冬の朝の凛とした空気に、一本の柔らかな線を描き出し、いつのまにか溶けてなくなってしまう湯気。

その曲線は、おぼろげで優しく、ぼんやり眺めているうちに、なんとも神秘的な光景に感じられた。



紅茶から浮かび上がる一本の湯気。

その白い線は、いつのまにか、白い妖精へと姿を変えていく。

薄衣をまとった妖精たちが、私の目の前でたちまち軽やかに踊りだす。

森の精霊のように、白く長い衣装をまとって、優雅なステップを踏み続けながら。

音も立てずにくるりと回り、ヴェールが交差し、またほどけ、ふたたびふわりと身体を浮かせて……

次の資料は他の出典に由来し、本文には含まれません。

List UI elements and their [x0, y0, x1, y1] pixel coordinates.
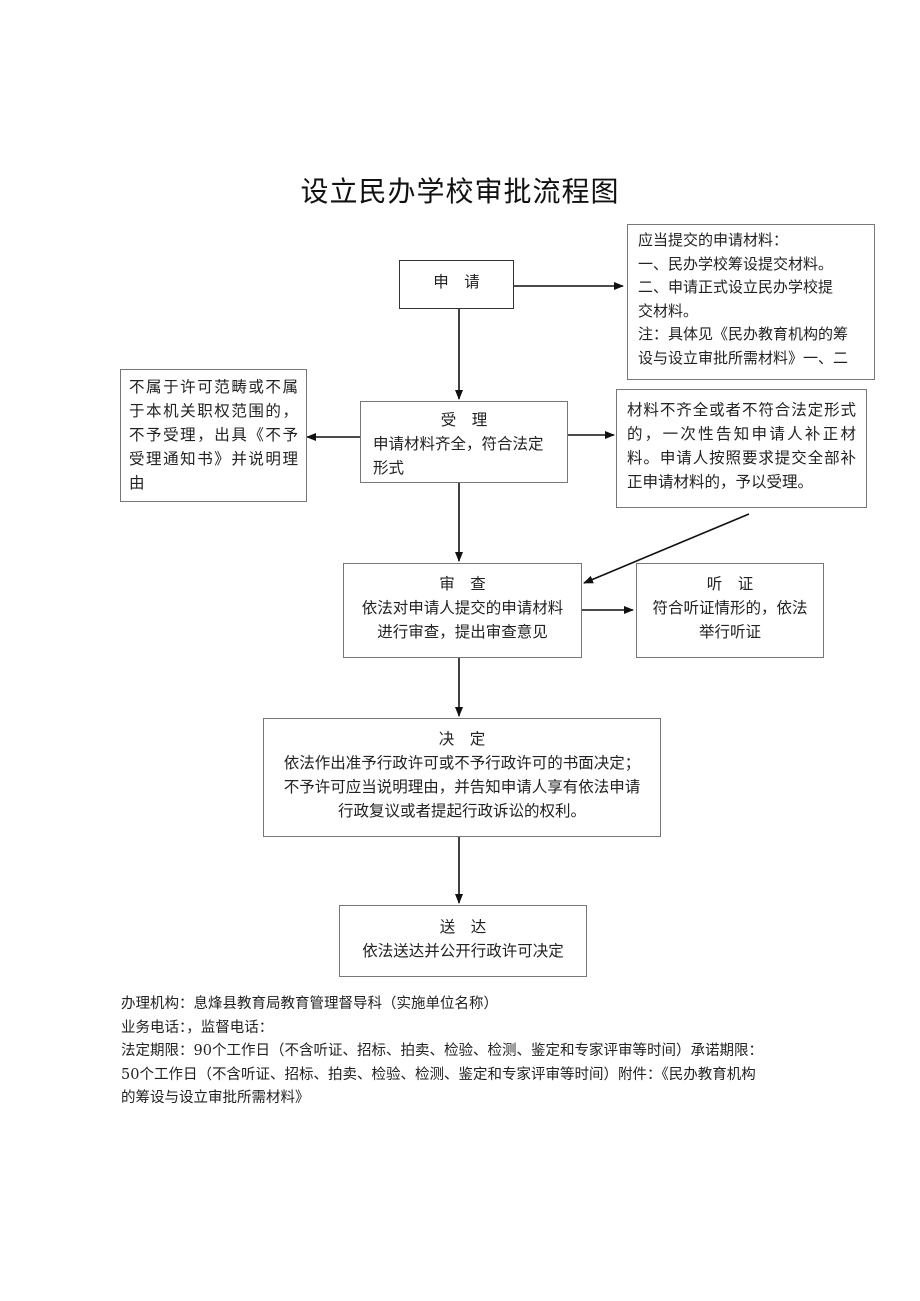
delivery-heading: 送 达	[439, 918, 487, 936]
hearing-box: 听 证 符合听证情形的，依法 举行听证	[636, 563, 824, 658]
materials-line: 注：具体见《民办教育机构的筹	[638, 325, 849, 343]
required-materials-box: 应当提交的申请材料： 一、民办学校筹设提交材料。 二、申请正式设立民办学校提 交…	[627, 224, 875, 380]
footer-info: 办理机构：息烽县教育局教育管理督导科（实施单位名称） 业务电话：，监督电话： 法…	[121, 993, 811, 1111]
agency-line: 办理机构：息烽县教育局教育管理督导科（实施单位名称）	[121, 996, 498, 1012]
deadline-line: 50个工作日（不含听证、招标、拍卖、检验、检测、鉴定和专家评审等时间）附件：《民…	[121, 1066, 756, 1083]
review-box: 审 查 依法对申请人提交的申请材料 进行审查，提出审查意见	[343, 563, 582, 658]
hearing-heading: 听 证	[706, 575, 754, 593]
decision-line: 依法作出准予行政许可或不予行政许可的书面决定；	[283, 754, 641, 772]
apply-label: 申 请	[433, 273, 480, 291]
hearing-line: 举行听证	[698, 623, 761, 641]
deadline-line: 的筹设与设立审批所需材料》	[121, 1090, 310, 1106]
rejection-box: 不属于许可范畴或不属于本机关职权范围的，不予受理，出具《不予受理通知书》并说明理…	[120, 369, 307, 502]
accept-heading: 受 理	[440, 411, 488, 429]
incomplete-materials-box: 材料不齐全或者不符合法定形式的，一次性告知申请人补正材料。申请人按照要求提交全部…	[616, 389, 867, 508]
review-line: 进行审查，提出审查意见	[377, 623, 548, 641]
materials-line: 二、申请正式设立民办学校提	[638, 278, 834, 296]
delivery-text: 依法送达并公开行政许可决定	[362, 942, 564, 960]
arrow-incomplete-to-review	[583, 513, 750, 584]
accept-text: 申请材料齐全，符合法定形式	[373, 435, 544, 477]
deadline-line: 法定期限：90个工作日（不含听证、招标、拍卖、检验、检测、鉴定和专家评审等时间）…	[121, 1043, 763, 1059]
materials-line: 交材料。	[638, 301, 699, 320]
hearing-line: 符合听证情形的，依法	[652, 599, 808, 617]
decision-heading: 决 定	[438, 730, 486, 748]
incomplete-materials-text: 材料不齐全或者不符合法定形式的，一次性告知申请人补正材料。申请人按照要求提交全部…	[627, 401, 856, 491]
decision-line: 行政复议或者提起行政诉讼的权利。	[337, 802, 586, 820]
decision-box: 决 定 依法作出准予行政许可或不予行政许可的书面决定； 不予许可应当说明理由，并…	[263, 718, 661, 837]
delivery-box: 送 达 依法送达并公开行政许可决定	[339, 905, 587, 977]
accept-box: 受 理 申请材料齐全，符合法定形式	[360, 401, 568, 483]
review-line: 依法对申请人提交的申请材料	[361, 599, 564, 617]
phone-line: 业务电话：，监督电话：	[121, 1019, 274, 1036]
page-title: 设立民办学校审批流程图	[300, 175, 620, 208]
rejection-text: 不属于许可范畴或不属于本机关职权范围的，不予受理，出具《不予受理通知书》并说明理…	[129, 378, 298, 492]
materials-line: 应当提交的申请材料：	[638, 231, 789, 249]
materials-line: 设与设立审批所需材料》一、二	[638, 348, 849, 367]
apply-box: 申 请	[399, 260, 514, 309]
decision-line: 不予许可应当说明理由，并告知申请人享有依法申请	[283, 778, 641, 796]
materials-line: 一、民办学校筹设提交材料。	[638, 254, 834, 273]
review-heading: 审 查	[439, 575, 486, 593]
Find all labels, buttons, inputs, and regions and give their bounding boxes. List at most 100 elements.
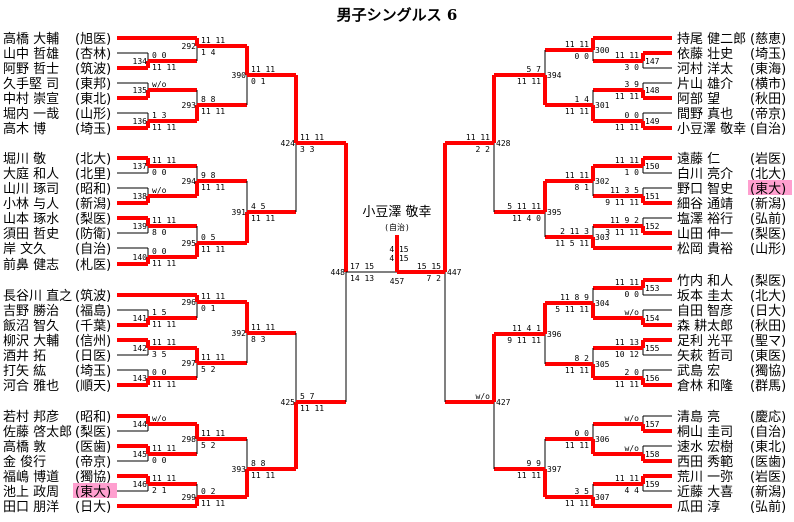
player-school: (昭和) (75, 410, 111, 425)
match-number: 149 (645, 117, 660, 126)
match-number: 144 (133, 420, 148, 429)
match-number: 138 (133, 192, 148, 201)
match-score-top: 11 11 (251, 65, 275, 74)
player-school: (梨医) (75, 425, 111, 440)
player-name: 松岡 貴裕 (677, 242, 733, 257)
match-score-top: 11 9 2 (610, 216, 639, 225)
player-name: 森 耕太郎 (677, 318, 733, 334)
player-school: (東医) (750, 348, 786, 364)
match-score-bottom: 11 11 (152, 63, 176, 72)
player-school: (東邦) (75, 76, 111, 92)
match-number: 397 (547, 465, 562, 474)
player-school: (埼玉) (75, 364, 111, 379)
match-score-top: 11 11 (201, 429, 225, 438)
player-name: 山本 琢水 (3, 212, 59, 227)
match-score-top: w/o (476, 392, 491, 401)
match-score-bottom: 0 1 (251, 77, 266, 86)
match-score-bottom: 8 0 (152, 228, 167, 237)
match-number: 141 (133, 314, 148, 323)
player-school: (日大) (75, 500, 111, 515)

ふと我に変えると、たちまち妖精たちは姿を消し、少し細くなった湯気と、紅茶カップがいつものようにテーブルに置かれていた。

紅茶カップは、何事もなかったかのように澄ました顔をして、薄く消えそうな白い湯気を上へ上へと立ち昇らせる。

夢か現実か、こたえはカップの奥底へ……

この記事が参加している募集

熟成下書き

今こんな気分

この記事が気に入ったらサポートをしてみませんか?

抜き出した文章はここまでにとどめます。